Сара Уинман

Когда бог был кроликом

МОЕМУ ПАПЕ

Я делю свою жизнь на две части. Не до и после, как часто бывает, а так, будто есть вроде как книжные обложки, а между ними — пустые годы бесплодных мечтаний и раздумий, годы взросления и то время, когда тебе уже за двадцать и ты примеряешь взрослую одежду, но она пока плохо сидит на тебе. Бессмысленные годы, о которых даже не хочется вспоминать.

Я смотрю на фотографии того времени и вижу на них себя: вот я стою перед Эйфелевой башней или перед статуей Свободы или по колено в море, улыбаюсь и машу рукой, но все эти снимки испорчены тусклым налетом безразличия и скуки, под которым даже радуги кажутся серыми.

Ее нет ни на одной из этих фотографий, и я понимаю, что она и есть тот цвет, которого им не хватает. Зато ее присутствие, словно луч маяка, освещает и сплачивает годы, с двух сторон окаймляющие этот промежуточный бесцветный период ожидания, и когда пасмурным январским утром она впервые появилась у нас в классе, она как будто и была долгожданным Новым годом, несущим с собой будущее и надежду. Правда, понимала это только я. Все остальные, ослепленные предрассудками и невежеством, в лучшем случае посмеивались над ней, а в худшем — издевались. Она была другой и пришла из иного мира. Но уже тогда то же самое я могла сказать и о себе, хотя предпочитала помалкивать. Она была моей недостающей частью, тем самым партнером, без которого игра невозможна.
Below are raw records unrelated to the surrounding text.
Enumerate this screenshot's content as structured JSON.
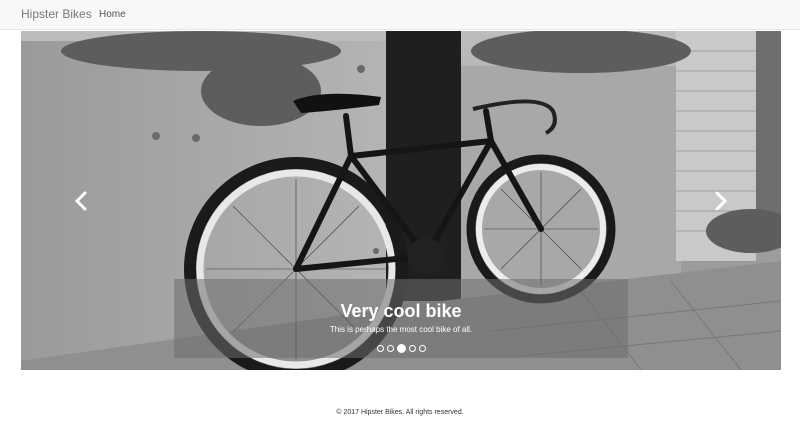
{
  "navbar": {
    "brand": "Hipster Bikes",
    "items": [
      {
        "label": "Home"
      }
    ]
  },
  "carousel": {
    "slide_count": 5,
    "active_index": 2,
    "caption": {
      "title": "Very cool bike",
      "text": "This is perhaps the most cool bike of all."
    },
    "prev_icon": "chevron-left-icon",
    "next_icon": "chevron-right-icon"
  },
  "footer": {
    "text": "© 2017 Hipster Bikes. All rights reserved."
  }
}
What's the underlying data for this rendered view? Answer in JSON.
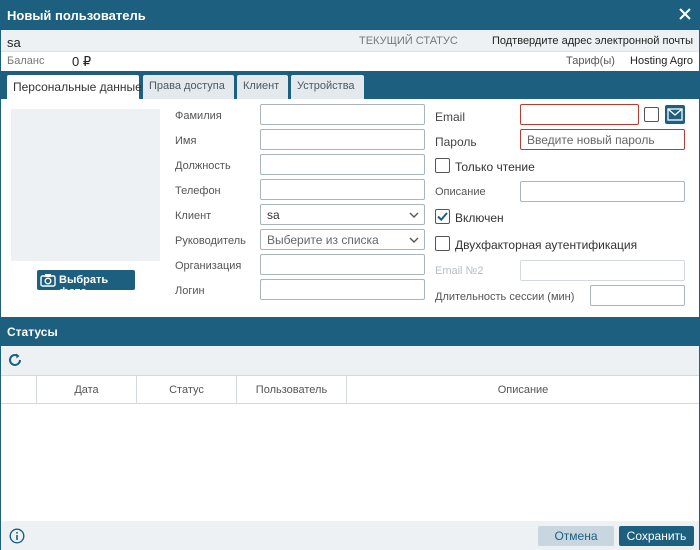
{
  "window": {
    "title": "Новый пользователь"
  },
  "header": {
    "username": "sa",
    "status_label": "ТЕКУЩИЙ СТАТУС",
    "status_value": "Подтвердите адрес электронной почты",
    "balance_label": "Баланс",
    "balance_value": "0 ₽",
    "tariff_label": "Тариф(ы)",
    "tariff_value": "Hosting Agro"
  },
  "tabs": [
    {
      "label": "Персональные данные",
      "active": true
    },
    {
      "label": "Права доступа",
      "active": false
    },
    {
      "label": "Клиент",
      "active": false
    },
    {
      "label": "Устройства",
      "active": false
    }
  ],
  "photo": {
    "button_label": "Выбрать фото"
  },
  "left_fields": {
    "lastname": {
      "label": "Фамилия",
      "value": ""
    },
    "firstname": {
      "label": "Имя",
      "value": ""
    },
    "position": {
      "label": "Должность",
      "value": ""
    },
    "phone": {
      "label": "Телефон",
      "value": ""
    },
    "client": {
      "label": "Клиент",
      "value": "sa"
    },
    "manager": {
      "label": "Руководитель",
      "placeholder": "Выберите из списка"
    },
    "organization": {
      "label": "Организация",
      "value": ""
    },
    "login": {
      "label": "Логин",
      "value": ""
    }
  },
  "right_fields": {
    "email": {
      "label": "Email",
      "value": ""
    },
    "password": {
      "label": "Пароль",
      "placeholder": "Введите новый пароль"
    },
    "readonly": {
      "label": "Только чтение",
      "checked": false
    },
    "description": {
      "label": "Описание",
      "value": ""
    },
    "enabled": {
      "label": "Включен",
      "checked": true
    },
    "twofactor": {
      "label": "Двухфакторная аутентификация",
      "checked": false
    },
    "email2": {
      "label": "Email №2",
      "value": ""
    },
    "session": {
      "label": "Длительность сессии (мин)",
      "value": ""
    }
  },
  "statuses": {
    "title": "Статусы",
    "columns": [
      "",
      "Дата",
      "Статус",
      "Пользователь",
      "Описание"
    ]
  },
  "footer": {
    "cancel_label": "Отмена",
    "save_label": "Сохранить"
  },
  "colors": {
    "primary": "#1d5f7f",
    "error_border": "#c0392b",
    "panel_bg": "#eef1f3"
  }
}
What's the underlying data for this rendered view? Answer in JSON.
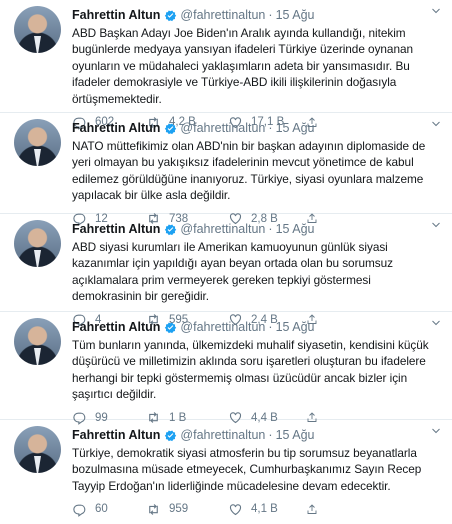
{
  "author": {
    "name": "Fahrettin Altun",
    "handle": "@fahrettinaltun",
    "separator": "·"
  },
  "tweets": [
    {
      "date": "15 Ağu",
      "text": "ABD Başkan Adayı Joe Biden'ın Aralık ayında kullandığı, nitekim bugünlerde medyaya yansıyan ifadeleri Türkiye üzerinde oynanan oyunların ve müdahaleci yaklaşımların adeta bir yansımasıdır. Bu ifadeler demokrasiyle ve Türkiye-ABD ikili ilişkilerinin doğasıyla örtüşmemektedir.",
      "replies": "602",
      "retweets": "4,2 B",
      "likes": "17,1 B"
    },
    {
      "date": "15 Ağu",
      "text": "NATO müttefikimiz olan ABD'nin bir başkan adayının diplomaside de yeri olmayan bu yakışıksız ifadelerinin mevcut yönetimce de kabul edilemez görüldüğüne inanıyoruz. Türkiye, siyasi oyunlara malzeme yapılacak bir ülke asla değildir.",
      "replies": "12",
      "retweets": "738",
      "likes": "2,8 B"
    },
    {
      "date": "15 Ağu",
      "text": "ABD siyasi kurumları ile Amerikan kamuoyunun günlük siyasi kazanımlar için yapıldığı ayan beyan ortada olan bu sorumsuz açıklamalara prim vermeyerek gereken tepkiyi göstermesi demokrasinin bir gereğidir.",
      "replies": "4",
      "retweets": "595",
      "likes": "2,4 B"
    },
    {
      "date": "15 Ağu",
      "text": "Tüm bunların yanında, ülkemizdeki muhalif siyasetin, kendisini küçük düşürücü ve milletimizin aklında soru işaretleri oluşturan bu ifadelere herhangi bir tepki göstermemiş olması üzücüdür ancak bizler için şaşırtıcı değildir.",
      "replies": "99",
      "retweets": "1 B",
      "likes": "4,4 B"
    },
    {
      "date": "15 Ağu",
      "text": "Türkiye, demokratik siyasi atmosferin bu tip sorumsuz beyanatlarla bozulmasına müsade etmeyecek, Cumhurbaşkanımız Sayın Recep Tayyip Erdoğan'ın liderliğinde mücadelesine devam edecektir.",
      "replies": "60",
      "retweets": "959",
      "likes": "4,1 B"
    }
  ],
  "icons": {
    "verified": "verified-badge-icon",
    "caret": "chevron-down-icon",
    "reply": "reply-icon",
    "retweet": "retweet-icon",
    "like": "heart-icon",
    "share": "share-icon"
  },
  "colors": {
    "verified": "#1da1f2",
    "muted": "#657786",
    "text": "#14171a"
  }
}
Как-то раз она повернулась ко мне, сказала: «Смотри» — и вытащила у себя из руки монетку в пятьдесят пен сов. Я видела, как торчит из ее кожи блестящий ребристый край. Она достала ее не из воздуха и не из рукава — такое я уже видела, — а прямо из своей плоти, и на коже остался узкий кровавый шрам. Через два дня шрама уже не было, а пятьдесят пенсов все еще лежали у нее в кармане. Но главным было то, во что никто не хочет верить. На монете стояла странная дата. Дата, которая наступит только через девятнадцать лет после того дня: 1995 год.

Я не могу объяснить этот фокус, как не могу объяснить и ее неожиданно блестящую игру на пианино тем утром в церкви. Ее никто никогда не учил ни фокусам, ни музыке. Но она будто одной силой желания могла достичь внезапного и виртуозного мастерства. Я видела все это, и я восхищалась. Но все эти чудеса предназначались только для моих глаз: как будто они были неоспоримым доказательством того, что я могу ей верить, когда это потребуется.

Часть первая

1968

Для появления на свет я выбрала тот самый момент, когда моя мать выходила из автобуса после неудачной поездки в Илфорд. Она собиралась поменять в магазине пару брюк, но так и не успела сделать выбор между джинсами с заплатками и бархатными клешами, потому что я вдруг перевернулась и мать, испугавшись, что родит меня прямо в универсальном магазине, поспешила вернуться домой, и воды отошли у нее, как раз когда небеса разверзлись и другие воды хлынули на землю. Те несколько минут, что она преодолевала семьдесят пять ярдов, отделяющие автобусную остановку от нашего дома, околоплодная жидкость стекала у нее по ногам, смешивалась на тротуаре с потоками декабрьского дождя и уносилась по канаве прочь, символично или, если угодно, поэтично подытоживая жизненный цикл.

Принимала меня случайно оказавшаяся в тот день выходной медсестра, прямо в родительской спальне, на пуховом стеганом одеяле, выигранном когда-то в лотерею: схватки продолжались всего двадцать одну ми нуту, а потом на свет показалась моя голова, и медсестра закричала: «Тужьтесь!» — и отец тоже закричал: «Тужься!» — мать натужилась, и я без особых усилий выскользнула из нее прямо в тот легендарный год. Год, когда, протестуя, вышел на улицы Париж. Год знаменитого Новогоднего наступления во Вьетнаме. Год, в который Мартин Лютер Кинг заплатил жизнью за мечту.


Мои первые месяцы прошли в мире тишины, покоя и исполненных желаний. Обо мне заботились и мною восхищались. Все изменилось в один день, когда у матери внезапно кончилось молоко, словно пересохнув от горя, потому что она узнала, что ее родители погибли во время туристической поездки в Австрию.

Об этом тогда много писали в газетах. Нелепая авария, унесшая жизни двадцати семи туристов. Мутная фотография искореженного автобуса, зависшего между соснами наподобие гамака.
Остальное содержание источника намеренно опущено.